Sunday, September 1, 2019

Audience of One: Television, Donald Trump, and the Fracturing of America by James Poniewozik



AN AUDIENCE OF ONE is an interesting book that is part biography, part election postmortem, and part pop-cultural essay that explores Donald Trump's manufactured on-screen persona and the shifting attitudes of the American populace that put him on screen and made him an appealing candidate to so many disenfranchised voters in the first place despite any serious political experience and problematic views towards everything.

Author James Poniewozik chalks Trump's appeal to his base and "entertainment news" up to three factors.

1. A view towards how we view the rich. Trump is, as Fran Lebowitz famously said, the poor person's idea of a rich man. Being working class and pulling yourself up by your bootstraps used to be the ideological mantra of the United States, but that's shifted a lot, due in part to how entertainment has portrayed rich people and a culture that suggests that you can become very rich and famous for doing very little (Kardashians, YouTubers, etc.). Trump does not contribute much value to culture or to industry or to academia (and, indeed, has boasted as much in some cases), and to disenfranchised people who don't have jobs they want, and are blocked by doing so from factors out of their control, these "temporarily embarrassed millionaires" (John Steinbeck) find Trump's lifestyle of tasteless conspicuous consumption incredibly appealing; it's all the trappings of wealth, but with no class.

2. A view towards how we view antiheroes. Poniewozik cites many examples, notably Tony Soprano and Archie Bunker, of men who are not good people, and yet are the "heroes" of their own stories in entertainment. There is some degree of cognitive dissonance when watching such characters speak or act: you know that what they are doing is bad, but get some pleasure in watching them misbehave. That pleasure drives viewers to root for that character, if only so they can see what they're going to do next. Reality TV is a prime example of this, and The Apprentice, you could argue, is the poor man's envisioning of what corporate culture is like: polished facades, no serious work being done, and everything revolving around a pompous jerk everyone sucks up to who gets to say "you're fired."

3. An ideological shift in the right wing. Conservatives rallied against Obama's election and basically became a party of obstruction, and instead of having a solid platform of ideas for progress and change, they became the "NO" party that dragged its feet and resisted change of any kind. If you look at graphs of liberal vs. conservative attitudes, you'll see that while liberals have gotten a little more liberal over the years, conservatives have become way more conservative. Vox media recently did a video about this, and it's called asymmetric polarization. Trump appealed to people who were becoming increasingly offended by what they perceived as a liberal door shutting them out of their country. If you're privileged and have gone about life having that privilege unchecked, equality is going to seem like things are being "taken away," even if what's really happening is that people who are different from you are just getting the same opportunities you always took for granted. The "MAGA" slogan allowed these individuals to imagine a time when they didn't have to worry or care about what anyone else thought of their actions, and they didn't have to be personally accountable to the effects of these thoughts and actions on others. It was built on selfishness and intolerance, without ever actually explicitly saying either of those two words. It is, essentially, the "Me, Me, Me!" party.

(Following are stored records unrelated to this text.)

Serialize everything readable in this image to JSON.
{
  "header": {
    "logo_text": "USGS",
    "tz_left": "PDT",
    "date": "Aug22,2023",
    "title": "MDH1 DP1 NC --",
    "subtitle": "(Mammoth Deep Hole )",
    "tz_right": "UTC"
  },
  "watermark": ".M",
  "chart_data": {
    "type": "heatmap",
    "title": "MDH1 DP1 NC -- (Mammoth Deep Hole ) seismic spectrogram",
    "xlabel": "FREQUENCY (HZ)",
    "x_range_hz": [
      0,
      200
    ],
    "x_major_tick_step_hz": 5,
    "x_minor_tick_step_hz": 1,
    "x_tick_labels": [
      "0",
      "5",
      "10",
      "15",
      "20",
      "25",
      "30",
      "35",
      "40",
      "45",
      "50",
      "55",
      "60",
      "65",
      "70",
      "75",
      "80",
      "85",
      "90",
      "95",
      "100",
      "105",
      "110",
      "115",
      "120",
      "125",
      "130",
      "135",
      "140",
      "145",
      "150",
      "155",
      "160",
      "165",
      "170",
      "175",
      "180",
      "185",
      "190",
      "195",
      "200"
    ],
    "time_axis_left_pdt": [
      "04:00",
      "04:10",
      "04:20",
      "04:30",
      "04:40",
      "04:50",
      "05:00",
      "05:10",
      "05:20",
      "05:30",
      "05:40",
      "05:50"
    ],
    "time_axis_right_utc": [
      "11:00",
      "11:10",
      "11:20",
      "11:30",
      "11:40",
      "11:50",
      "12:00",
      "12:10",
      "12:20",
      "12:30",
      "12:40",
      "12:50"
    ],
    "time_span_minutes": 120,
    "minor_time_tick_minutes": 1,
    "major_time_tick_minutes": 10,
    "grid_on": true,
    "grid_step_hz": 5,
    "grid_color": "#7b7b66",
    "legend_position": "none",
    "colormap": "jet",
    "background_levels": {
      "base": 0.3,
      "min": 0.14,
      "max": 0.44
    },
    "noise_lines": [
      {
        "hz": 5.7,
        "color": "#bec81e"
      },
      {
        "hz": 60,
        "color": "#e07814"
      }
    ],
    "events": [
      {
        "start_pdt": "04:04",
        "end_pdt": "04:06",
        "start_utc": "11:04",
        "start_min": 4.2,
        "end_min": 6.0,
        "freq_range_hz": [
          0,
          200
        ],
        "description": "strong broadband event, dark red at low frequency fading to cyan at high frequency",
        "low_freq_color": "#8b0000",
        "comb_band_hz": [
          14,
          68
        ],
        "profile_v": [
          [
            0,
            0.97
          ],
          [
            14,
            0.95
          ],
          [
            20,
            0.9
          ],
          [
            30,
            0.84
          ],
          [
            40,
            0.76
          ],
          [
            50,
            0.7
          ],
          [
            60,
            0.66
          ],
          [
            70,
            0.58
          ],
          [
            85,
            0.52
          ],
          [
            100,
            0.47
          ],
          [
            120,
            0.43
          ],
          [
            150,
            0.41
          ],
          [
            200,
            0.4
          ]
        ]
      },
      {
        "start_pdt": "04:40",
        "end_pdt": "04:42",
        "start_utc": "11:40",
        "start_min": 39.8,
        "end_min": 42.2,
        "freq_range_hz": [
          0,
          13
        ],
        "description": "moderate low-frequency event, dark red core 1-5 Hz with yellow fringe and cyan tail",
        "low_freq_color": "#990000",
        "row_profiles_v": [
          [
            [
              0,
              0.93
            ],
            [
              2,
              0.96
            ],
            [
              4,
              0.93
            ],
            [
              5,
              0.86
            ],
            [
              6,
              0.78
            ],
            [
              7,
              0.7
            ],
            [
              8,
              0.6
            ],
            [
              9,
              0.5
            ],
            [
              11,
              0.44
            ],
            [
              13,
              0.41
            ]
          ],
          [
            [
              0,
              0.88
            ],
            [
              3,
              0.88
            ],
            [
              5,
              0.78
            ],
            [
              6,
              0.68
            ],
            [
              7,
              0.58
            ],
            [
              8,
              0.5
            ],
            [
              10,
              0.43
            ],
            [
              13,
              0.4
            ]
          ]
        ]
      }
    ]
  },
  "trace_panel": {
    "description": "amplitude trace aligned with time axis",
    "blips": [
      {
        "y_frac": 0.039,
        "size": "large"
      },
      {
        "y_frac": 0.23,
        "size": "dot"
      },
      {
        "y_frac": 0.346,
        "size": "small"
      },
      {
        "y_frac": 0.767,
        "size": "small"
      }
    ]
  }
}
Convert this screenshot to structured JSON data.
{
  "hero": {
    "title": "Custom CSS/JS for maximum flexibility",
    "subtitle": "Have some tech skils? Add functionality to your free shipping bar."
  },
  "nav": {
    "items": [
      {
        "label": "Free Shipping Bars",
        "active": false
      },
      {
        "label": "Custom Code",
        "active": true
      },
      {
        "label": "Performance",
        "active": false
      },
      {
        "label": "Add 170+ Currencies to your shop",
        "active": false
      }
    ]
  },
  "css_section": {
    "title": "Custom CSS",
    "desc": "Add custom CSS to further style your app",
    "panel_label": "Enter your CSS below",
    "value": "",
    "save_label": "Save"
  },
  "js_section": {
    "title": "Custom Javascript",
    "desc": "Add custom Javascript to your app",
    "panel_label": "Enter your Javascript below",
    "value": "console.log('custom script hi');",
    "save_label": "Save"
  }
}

AUDIENCE OF ONE is a really difficult read because what it is is essentially a study in narcissism, both in Trump and the people who voted for him. There was a glut of articles and click-bait after Trump became president analyzing both him and his voters and trying to figure out How This Happened, but this book isn't quite that. It's more of a series of essays that do a cultural deep-dive into the factors that made the United States so detached and jaded as a viewing audience, and the type of leader that might appeal to someone who votes for a bad candidate just to "shake things up."

I liked this book but I do think it goes on a lot of tangents. There are huge swaths of this book that are about reality TV, anti-heroes in television shows, and various other things. To his credit, Poniewozik always ties these apparent narrative wanderings back to his original topic, but I think it made this book much longer than it had to be. I will say, though, that this book has what is perhaps one of my favorite descriptions of Trump: "a self-inflated gold-lamé balloon high on his own helium." YES.

Thanks to the publisher for sending me a copy in exchange for an honest review!